As temperatures begin to rise, the traffic on public recreational trails across the state will also increase.
The paved trails don’t face as much harsh damage, such as potholes and major cracks, as the roads traveled daily by automobiles. But they do have their own, mostly minor, issues that are revealed after the winter months.
Thanks to volunteers across the state and collaboration with town and city workers, those issues are attended to and the trails are widely kept clean and open to the public.
“For many, many years now, we have had an adopt-a-trail component to our organization,” said Farmington Valley Trails Council President Bruce Donald. “We currently have somewhere between 50 and 60 adopt-a-trail volunteers that have a piece of each of the sections of the trail.”
The Farmington Valley Trails Council is involved with the Farmington Canal Heritage Trail, the Farmington River Trail and the East Coast Greenway in Farmington, Avon, Simsbury, East Granby, Suffield, Burlington and Canton.
In Southington, the linear trail is being cared for by staff with the Parks and Recreation Department and residents will soon have access to an extended trail with the official opening of a new section which extends from downtown Plantsville through Milldale and to the Cheshire town line.
The new trail extends the existing trail nearly 2 miles, although a third portion that will connect to the Plainville line has not yet been completed.
Donald said the second annual trailwide cleanup day will be held May 1, which will run from 10 a.m. to 2 p.m. Last year, approximately 80 volunteers helped to clean the trails; Donald said he expects about 100 this year.
Volunteers cover about a one mile stretch of the trail from three different starting points: the Brickyard Trail Shelter on Brickyard Road in Farmington, Iron Horse Boulevard in Simsbury and the River Trail Pavilion at Route 4 in Unionville.
Even though the annual cleanup is more than a month away, Donald said some volunteers have already been on the trails.
“Our major effort is certainly May 1, but our adopt-a-trail volunteers have already been out working,” he said.
Unlike the council, the Farmington Canal Rail-to-Trail Association does not have a formal adopt-a-trail program, but Executive Director Norm Thetford said there has been some discussion about it.
“As a general rule, most users of the trail are just passing through and don't leave litter,” Thetford said. “We have had more problems with litter blowing onto the trail from adjacent parking lots and businesses, especially in the more urban areas.”
The Farmington Canal Heritage Greenway covers roughly 84 miles from New Haven to Northampton, MA, with a finished section running through Hamden to New Haven and an unfinished section running through Southington and northward.
Thetford said that it is the responsibility of each town, usually the parks and recreation department, to handle cleanup on the paved trail during the year.
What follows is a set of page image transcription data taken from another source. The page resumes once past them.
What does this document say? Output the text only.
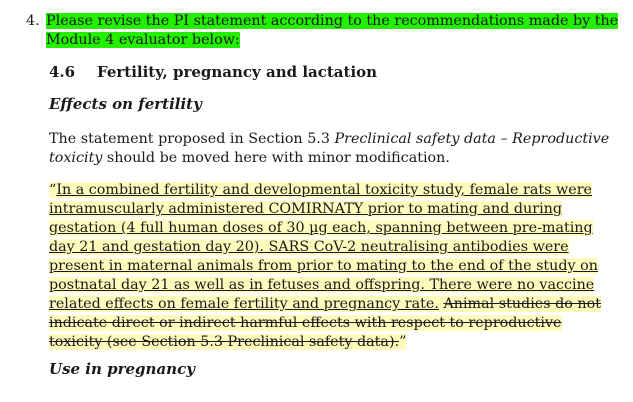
4. Please revise the PI statement according to the recommendations made by the Module 4 evaluator below:
4.6 Fertility, pregnancy and lactation
Effects on fertility
The statement proposed in Section 5.3 Preclinical safety data – Reproductive toxicity should be moved here with minor modification.
“In a combined fertility and developmental toxicity study, female rats were intramuscularly administered COMIRNATY prior to mating and during gestation (4 full human doses of 30 µg each, spanning between pre-mating day 21 and gestation day 20). SARS CoV-2 neutralising antibodies were present in maternal animals from prior to mating to the end of the study on postnatal day 21 as well as in fetuses and offspring. There were no vaccine related effects on female fertility and pregnancy rate. Animal studies do not indicate direct or indirect harmful effects with respect to reproductive toxicity (see Section 5.3 Preclinical safety data).”
Use in pregnancy
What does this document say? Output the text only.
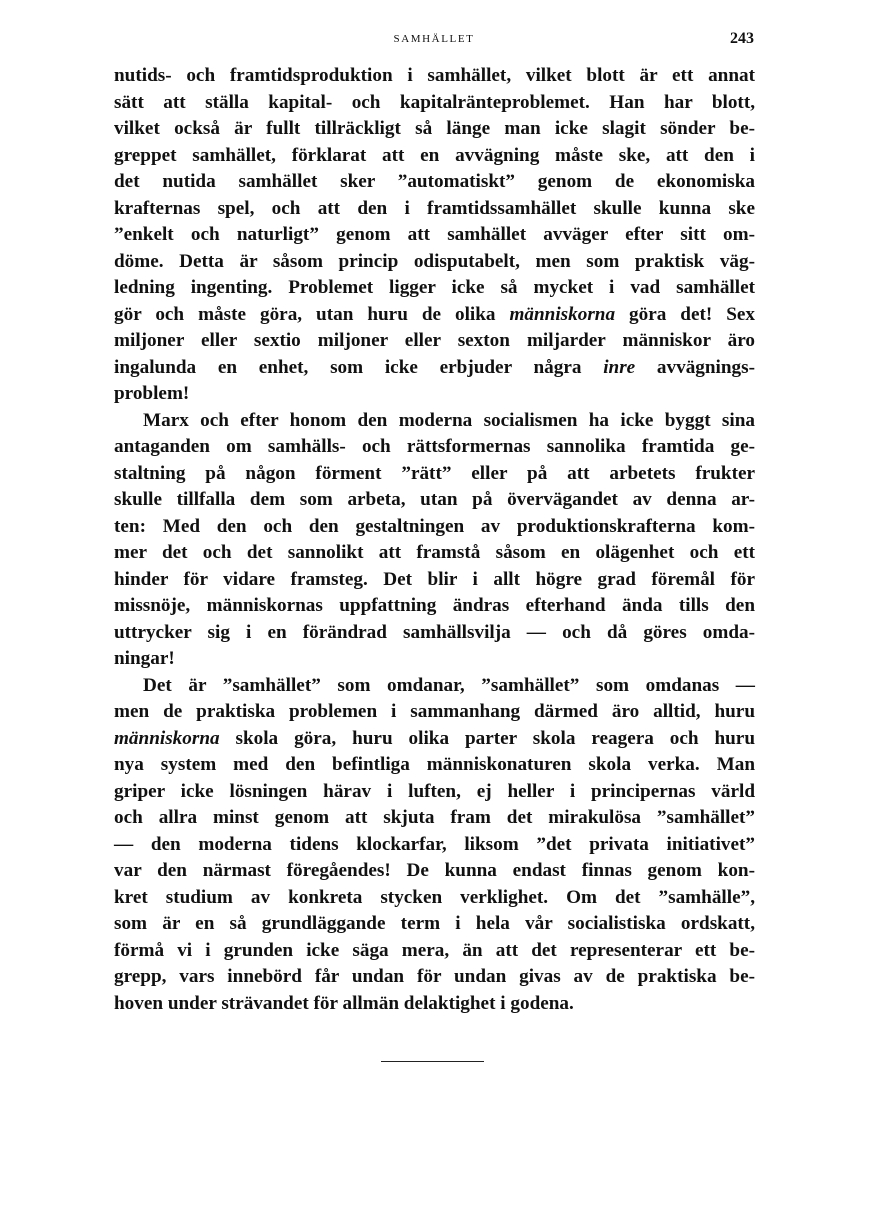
SAMHÄLLET	243
nutids- och framtidsproduktion i samhället, vilket blott är ett annat
sätt att ställa kapital- och kapitalränteproblemet. Han har blott,
vilket också är fullt tillräckligt så länge man icke slagit sönder be-
greppet samhället, förklarat att en avvägning måste ske, att den i
det nutida samhället sker ”automatiskt” genom de ekonomiska
krafternas spel, och att den i framtidssamhället skulle kunna ske
”enkelt och naturligt” genom att samhället avväger efter sitt om-
döme. Detta är såsom princip odisputabelt, men som praktisk väg-
ledning ingenting. Problemet ligger icke så mycket i vad samhället
gör och måste göra, utan huru de olika människorna göra det! Sex
miljoner eller sextio miljoner eller sexton miljarder människor äro
ingalunda en enhet, som icke erbjuder några inre avvägnings-
problem!
Marx och efter honom den moderna socialismen ha icke byggt sina
antaganden om samhälls- och rättsformernas sannolika framtida ge-
staltning på någon förment ”rätt” eller på att arbetets frukter
skulle tillfalla dem som arbeta, utan på övervägandet av denna ar-
ten: Med den och den gestaltningen av produktionskrafterna kom-
mer det och det sannolikt att framstå såsom en olägenhet och ett
hinder för vidare framsteg. Det blir i allt högre grad föremål för
missnöje, människornas uppfattning ändras efterhand ända tills den
uttrycker sig i en förändrad samhällsvilja — och då göres omda-
ningar!
Det är ”samhället” som omdanar, ”samhället” som omdanas —
men de praktiska problemen i sammanhang därmed äro alltid, huru
människorna skola göra, huru olika parter skola reagera och huru
nya system med den befintliga människonaturen skola verka. Man
griper icke lösningen härav i luften, ej heller i principernas värld
och allra minst genom att skjuta fram det mirakulösa ”samhället”
— den moderna tidens klockarfar, liksom ”det privata initiativet”
var den närmast föregåendes! De kunna endast finnas genom kon-
kret studium av konkreta stycken verklighet. Om det ”samhälle”,
som är en så grundläggande term i hela vår socialistiska ordskatt,
förmå vi i grunden icke säga mera, än att det representerar ett be-
grepp, vars innebörd får undan för undan givas av de praktiska be-
hoven under strävandet för allmän delaktighet i godena.
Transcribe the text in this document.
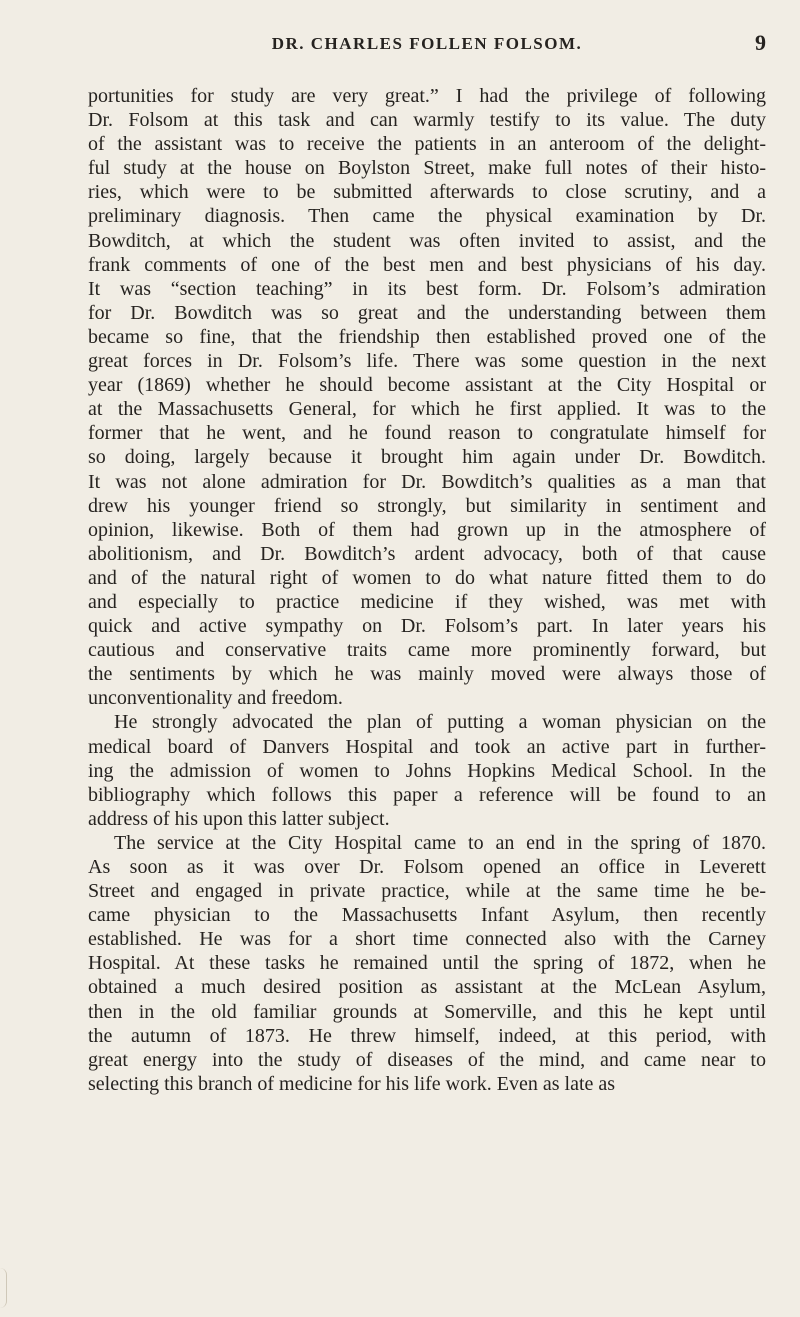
DR. CHARLES FOLLEN FOLSOM.	9
portunities for study are very great.” I had the privilege of following
Dr. Folsom at this task and can warmly testify to its value. The duty
of the assistant was to receive the patients in an anteroom of the delight-
ful study at the house on Boylston Street, make full notes of their histo-
ries, which were to be submitted afterwards to close scrutiny, and a
preliminary diagnosis. Then came the physical examination by Dr.
Bowditch, at which the student was often invited to assist, and the
frank comments of one of the best men and best physicians of his day.
It was “section teaching” in its best form. Dr. Folsom’s admiration
for Dr. Bowditch was so great and the understanding between them
became so fine, that the friendship then established proved one of the
great forces in Dr. Folsom’s life. There was some question in the next
year (1869) whether he should become assistant at the City Hospital or
at the Massachusetts General, for which he first applied. It was to the
former that he went, and he found reason to congratulate himself for
so doing, largely because it brought him again under Dr. Bowditch.
It was not alone admiration for Dr. Bowditch’s qualities as a man that
drew his younger friend so strongly, but similarity in sentiment and
opinion, likewise. Both of them had grown up in the atmosphere of
abolitionism, and Dr. Bowditch’s ardent advocacy, both of that cause
and of the natural right of women to do what nature fitted them to do
and especially to practice medicine if they wished, was met with
quick and active sympathy on Dr. Folsom’s part. In later years his
cautious and conservative traits came more prominently forward, but
the sentiments by which he was mainly moved were always those of
unconventionality and freedom.
He strongly advocated the plan of putting a woman physician on the
medical board of Danvers Hospital and took an active part in further-
ing the admission of women to Johns Hopkins Medical School. In the
bibliography which follows this paper a reference will be found to an
address of his upon this latter subject.
The service at the City Hospital came to an end in the spring of 1870.
As soon as it was over Dr. Folsom opened an office in Leverett
Street and engaged in private practice, while at the same time he be-
came physician to the Massachusetts Infant Asylum, then recently
established. He was for a short time connected also with the Carney
Hospital. At these tasks he remained until the spring of 1872, when he
obtained a much desired position as assistant at the McLean Asylum,
then in the old familiar grounds at Somerville, and this he kept until
the autumn of 1873. He threw himself, indeed, at this period, with
great energy into the study of diseases of the mind, and came near to
selecting this branch of medicine for his life work. Even as late as
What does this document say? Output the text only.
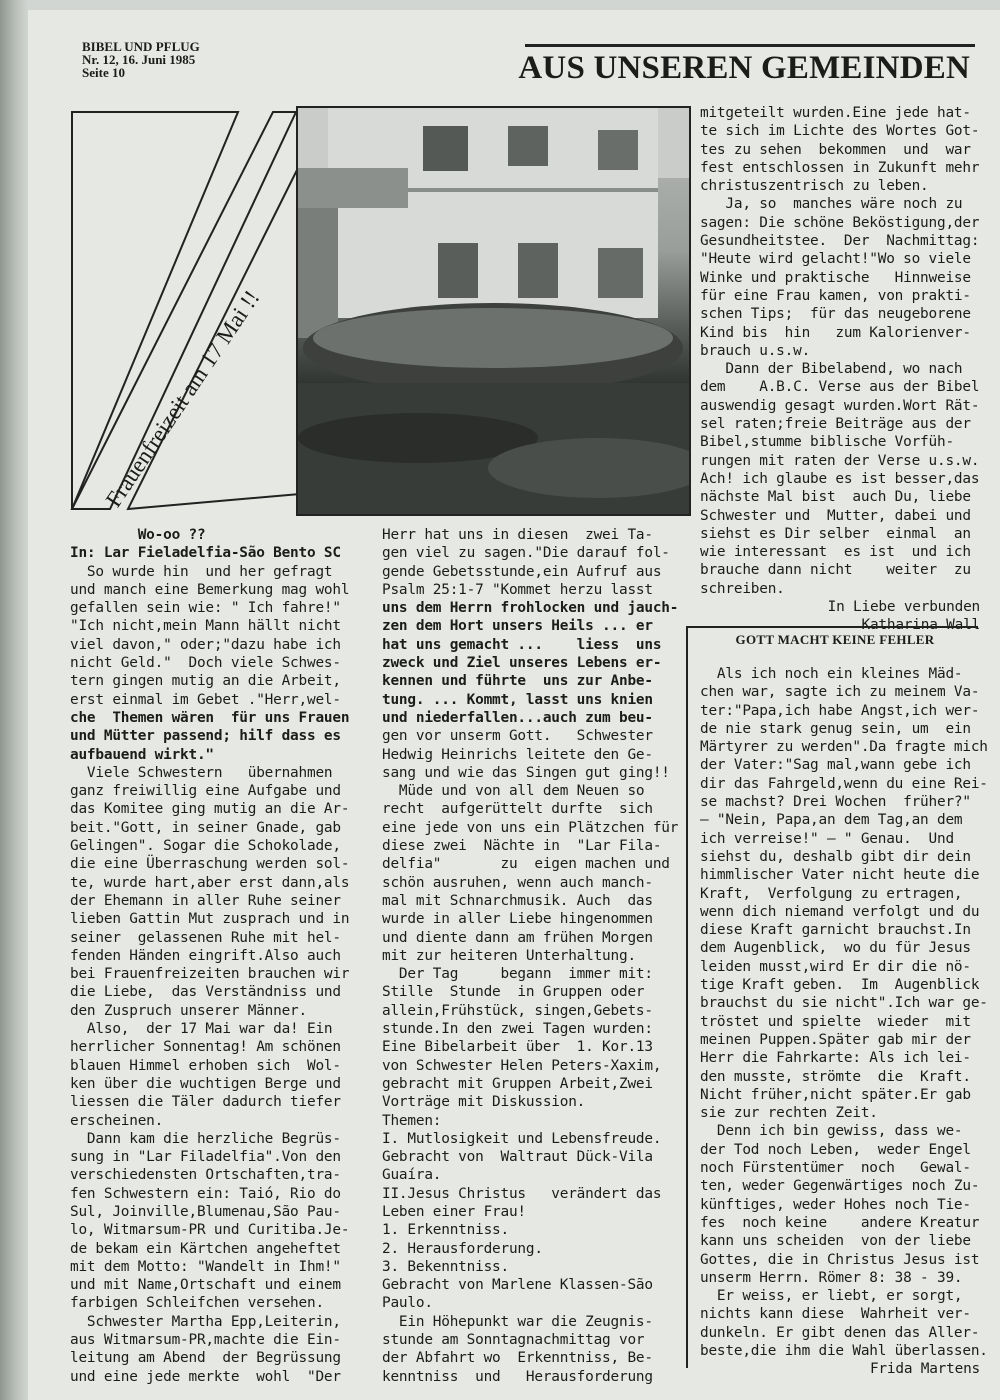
BIBEL UND PFLUG
Nr. 12, 16. Juni 1985
Seite 10	AUS UNSEREN GEMEINDEN
Frauenfreizeit am 17 Mai !!
Wo-oo ??
In: Lar Fieladelfia-São Bento SC
So wurde hin  und her gefragt
und manch eine Bemerkung mag wohl
gefallen sein wie: " Ich fahre!"
"Ich nicht,mein Mann hällt nicht
viel davon," oder;"dazu habe ich
nicht Geld."  Doch viele Schwes-
tern gingen mutig an die Arbeit,
erst einmal im Gebet ."Herr,wel-
che  Themen wären  für uns Frauen
und Mütter passend; hilf dass es
aufbauend wirkt."
Viele Schwestern   übernahmen
ganz freiwillig eine Aufgabe und
das Komitee ging mutig an die Ar-
beit."Gott, in seiner Gnade, gab
Gelingen". Sogar die Schokolade,
die eine Überraschung werden sol-
te, wurde hart,aber erst dann,als
der Ehemann in aller Ruhe seiner
lieben Gattin Mut zusprach und in
seiner  gelassenen Ruhe mit hel-
fenden Händen eingrift.Also auch
bei Frauenfreizeiten brauchen wir
die Liebe,  das Verständniss und
den Zuspruch unserer Männer.
Also,  der 17 Mai war da! Ein
herrlicher Sonnentag! Am schönen
blauen Himmel erhoben sich  Wol-
ken über die wuchtigen Berge und
liessen die Täler dadurch tiefer
erscheinen.
Dann kam die herzliche Begrüs-
sung in "Lar Filadelfia".Von den
verschiedensten Ortschaften,tra-
fen Schwestern ein: Taió, Rio do
Sul, Joinville,Blumenau,São Pau-
lo, Witmarsum-PR und Curitiba.Je-
de bekam ein Kärtchen angeheftet
mit dem Motto: "Wandelt in Ihm!"
und mit Name,Ortschaft und einem
farbigen Schleifchen versehen.
Schwester Martha Epp,Leiterin,
aus Witmarsum-PR,machte die Ein-
leitung am Abend  der Begrüssung
und eine jede merkte  wohl  "Der
Herr hat uns in diesen  zwei Ta-
gen viel zu sagen."Die darauf fol-
gende Gebetsstunde,ein Aufruf aus
Psalm 25:1-7 "Kommet herzu lasst
uns dem Herrn frohlocken und jauch-
zen dem Hort unsers Heils ... er
hat uns gemacht ...    liess  uns
zweck und Ziel unseres Lebens er-
kennen und führte  uns zur Anbe-
tung. ... Kommt, lasst uns knien
und niederfallen...auch zum beu-
gen vor unserm Gott.   Schwester
Hedwig Heinrichs leitete den Ge-
sang und wie das Singen gut ging!!
Müde und von all dem Neuen so
recht  aufgerüttelt durfte  sich
eine jede von uns ein Plätzchen für
diese zwei  Nächte in  "Lar Fila-
delfia"       zu  eigen machen und
schön ausruhen, wenn auch manch-
mal mit Schnarchmusik. Auch  das
wurde in aller Liebe hingenommen
und diente dann am frühen Morgen
mit zur heiteren Unterhaltung.
Der Tag     begann  immer mit:
Stille  Stunde  in Gruppen oder
allein,Frühstück, singen,Gebets-
stunde.In den zwei Tagen wurden:
Eine Bibelarbeit über  1. Kor.13
von Schwester Helen Peters-Xaxim,
gebracht mit Gruppen Arbeit,Zwei
Vorträge mit Diskussion.
Themen:
I. Mutlosigkeit und Lebensfreude.
Gebracht von  Waltraut Dück-Vila
Guaíra.
II.Jesus Christus   verändert das
Leben einer Frau!
1. Erkenntniss.
2. Herausforderung.
3. Bekenntniss.
Gebracht von Marlene Klassen-São
Paulo.
Ein Höhepunkt war die Zeugnis-
stunde am Sonntagnachmittag vor
der Abfahrt wo  Erkenntniss, Be-
kenntniss  und   Herausforderung
mitgeteilt wurden.Eine jede hat-
te sich im Lichte des Wortes Got-
tes zu sehen  bekommen  und  war
fest entschlossen in Zukunft mehr
christuszentrisch zu leben.
Ja, so  manches wäre noch zu
sagen: Die schöne Beköstigung,der
Gesundheitstee.  Der  Nachmittag:
"Heute wird gelacht!"Wo so viele
Winke und praktische   Hinnweise
für eine Frau kamen, von prakti-
schen Tips;  für das neugeborene
Kind bis  hin   zum Kalorienver-
brauch u.s.w.
Dann der Bibelabend, wo nach
dem    A.B.C. Verse aus der Bibel
auswendig gesagt wurden.Wort Rät-
sel raten;freie Beiträge aus der
Bibel,stumme biblische Vorfüh-
rungen mit raten der Verse u.s.w.
Ach! ich glaube es ist besser,das
nächste Mal bist  auch Du, liebe
Schwester und  Mutter, dabei und
siehst es Dir selber  einmal  an
wie interessant  es ist  und ich
brauche dann nicht    weiter  zu
schreiben.
In Liebe verbunden
Katharina Wall
GOTT MACHT KEINE FEHLER
Als ich noch ein kleines Mäd-
chen war, sagte ich zu meinem Va-
ter:"Papa,ich habe Angst,ich wer-
de nie stark genug sein, um  ein
Märtyrer zu werden".Da fragte mich
der Vater:"Sag mal,wann gebe ich
dir das Fahrgeld,wenn du eine Rei-
se machst? Drei Wochen  früher?"
— "Nein, Papa,an dem Tag,an dem
ich verreise!" — " Genau.  Und
siehst du, deshalb gibt dir dein
himmlischer Vater nicht heute die
Kraft,  Verfolgung zu ertragen,
wenn dich niemand verfolgt und du
diese Kraft garnicht brauchst.In
dem Augenblick,  wo du für Jesus
leiden musst,wird Er dir die nö-
tige Kraft geben.  Im  Augenblick
brauchst du sie nicht".Ich war ge-
tröstet und spielte  wieder  mit
meinen Puppen.Später gab mir der
Herr die Fahrkarte: Als ich lei-
den musste, strömte  die  Kraft.
Nicht früher,nicht später.Er gab
sie zur rechten Zeit.
Denn ich bin gewiss, dass we-
der Tod noch Leben,  weder Engel
noch Fürstentümer  noch   Gewal-
ten, weder Gegenwärtiges noch Zu-
künftiges, weder Hohes noch Tie-
fes  noch keine    andere Kreatur
kann uns scheiden  von der liebe
Gottes, die in Christus Jesus ist
unserm Herrn. Römer 8: 38 - 39.
Er weiss, er liebt, er sorgt,
nichts kann diese  Wahrheit ver-
dunkeln. Er gibt denen das Aller-
beste,die ihm die Wahl überlassen.
Frida Martens
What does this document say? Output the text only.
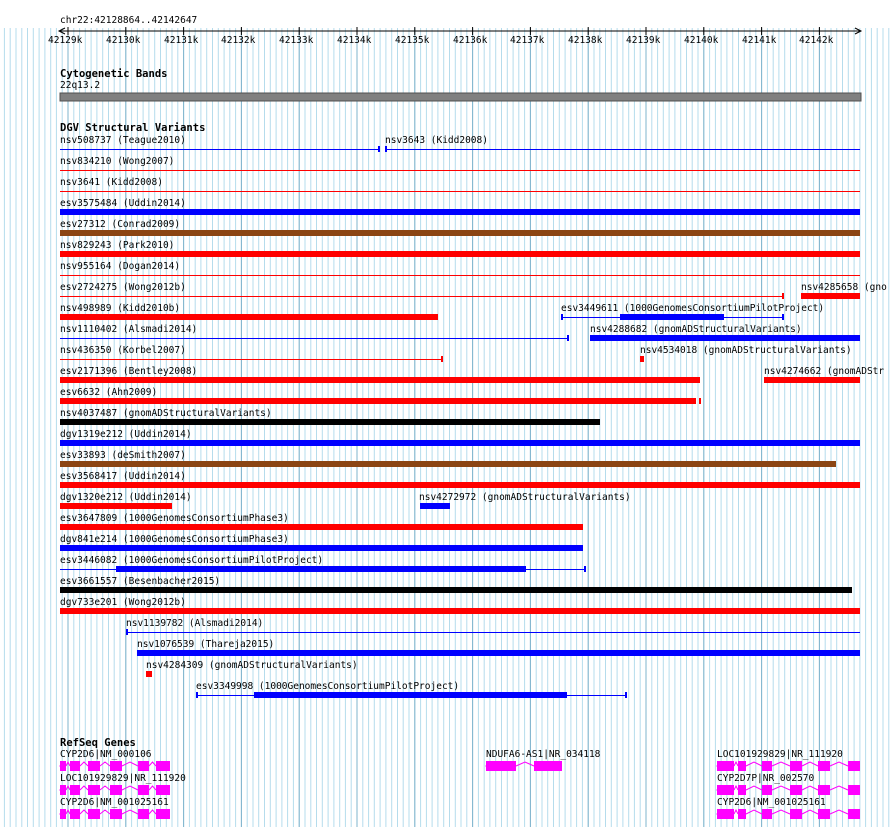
chr22:42128864..42142647
42129k 42130k 42131k 42132k 42133k 42134k 42135k 42136k 42137k 42138k 42139k 42140k 42141k 42142k
Cytogenetic Bands
22q13.2
DGV Structural Variants
nsv508737 (Teague2010)	nsv3643 (Kidd2008)
nsv834210 (Wong2007)
nsv3641 (Kidd2008)
esv3575484 (Uddin2014)
esv27312 (Conrad2009)
nsv829243 (Park2010)
nsv955164 (Dogan2014)
esv2724275 (Wong2012b)	nsv4285658 (gno
nsv498989 (Kidd2010b)	esv3449611 (1000GenomesConsortiumPilotProject)
nsv1110402 (Alsmadi2014)	nsv4288682 (gnomADStructuralVariants)
nsv436350 (Korbel2007)	nsv4534018 (gnomADStructuralVariants)
esv2171396 (Bentley2008)	nsv4274662 (gnomADStr
esv6632 (Ahn2009)
nsv4037487 (gnomADStructuralVariants)
dgv1319e212 (Uddin2014)
esv33893 (deSmith2007)
esv3568417 (Uddin2014)
dgv1320e212 (Uddin2014)	nsv4272972 (gnomADStructuralVariants)
esv3647809 (1000GenomesConsortiumPhase3)
dgv841e214 (1000GenomesConsortiumPhase3)
esv3446082 (1000GenomesConsortiumPilotProject)
esv3661557 (Besenbacher2015)
dgv733e201 (Wong2012b)
nsv1139782 (Alsmadi2014)
nsv1076539 (Thareja2015)
nsv4284309 (gnomADStructuralVariants)
esv3349998 (1000GenomesConsortiumPilotProject)
RefSeq Genes
CYP2D6|NM_000106
LOC101929829|NR_111920
CYP2D6|NM_001025161
NDUFA6-AS1|NR_034118	LOC101929829|NR_111920
CYP2D7P|NR_002570
CYP2D6|NM_001025161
As far as any winter damage to the trails, Thetford said he has not been on the trails yet this season, and does not know the status of any damage.
So far, Donald said he hasn’t heard that any parts of the trail are impassable. Even as the snow piles on the trails and the temperatures drop, Donald said the trails remain active and are used by cross-country skiers throughout the winter months.
Simsbury resident Cindy Tran spent Friday afternoon walking on the trail along Iron Horse Boulevard with her two Chihuahuas. Tran said she uses the trail all the time, both for the dogs and also to reach the Performing Arts Center at Simsbury Meadows.
"I like it in the winter," Tran said. "They plow it. It's nice, especially for the dogs."
When it comes to larger maintenance issues, such as downed trees, Donald said the contact in each town is reached. Sometimes that entity is the town garage, while other times it is the department of transportation.
"The town of Farmington Department of Public Works typically starts its spring cleanup and maintenance of the Rails to Trails when the snow melts, as this is when people start using the trails again," said Russell Arnold, Jr., director of public works. "We clear the trails from debris on a regular basis using a sweeper and/or blowers."
Robert Martin, director of public works in Canton, said the department has already started to sweep the areas of the trail located near the parking areas using a streetsweeper.
Unlike the roads, the rail trails have very few potholes, Donald said, because they don’t see the “heavy loads of street traffic” and therefore last longer.
“What we do have though is root incursion pushing up the tar,” Donald said.
Currently, this is a problem in Burlington on the river trail and in Simsbury. Root barriers are put in place to remediate the situation, he said.
“One of the issues moving forward is that some of the towns are much more proactive cutting back the incursion of undergrowth and the canopy, and some aren’t,” Donald said.
But all of the underlying issues, Donald said, are not just characteristic to this state.
“These are all things that across the nation everybody’s working with,” he said.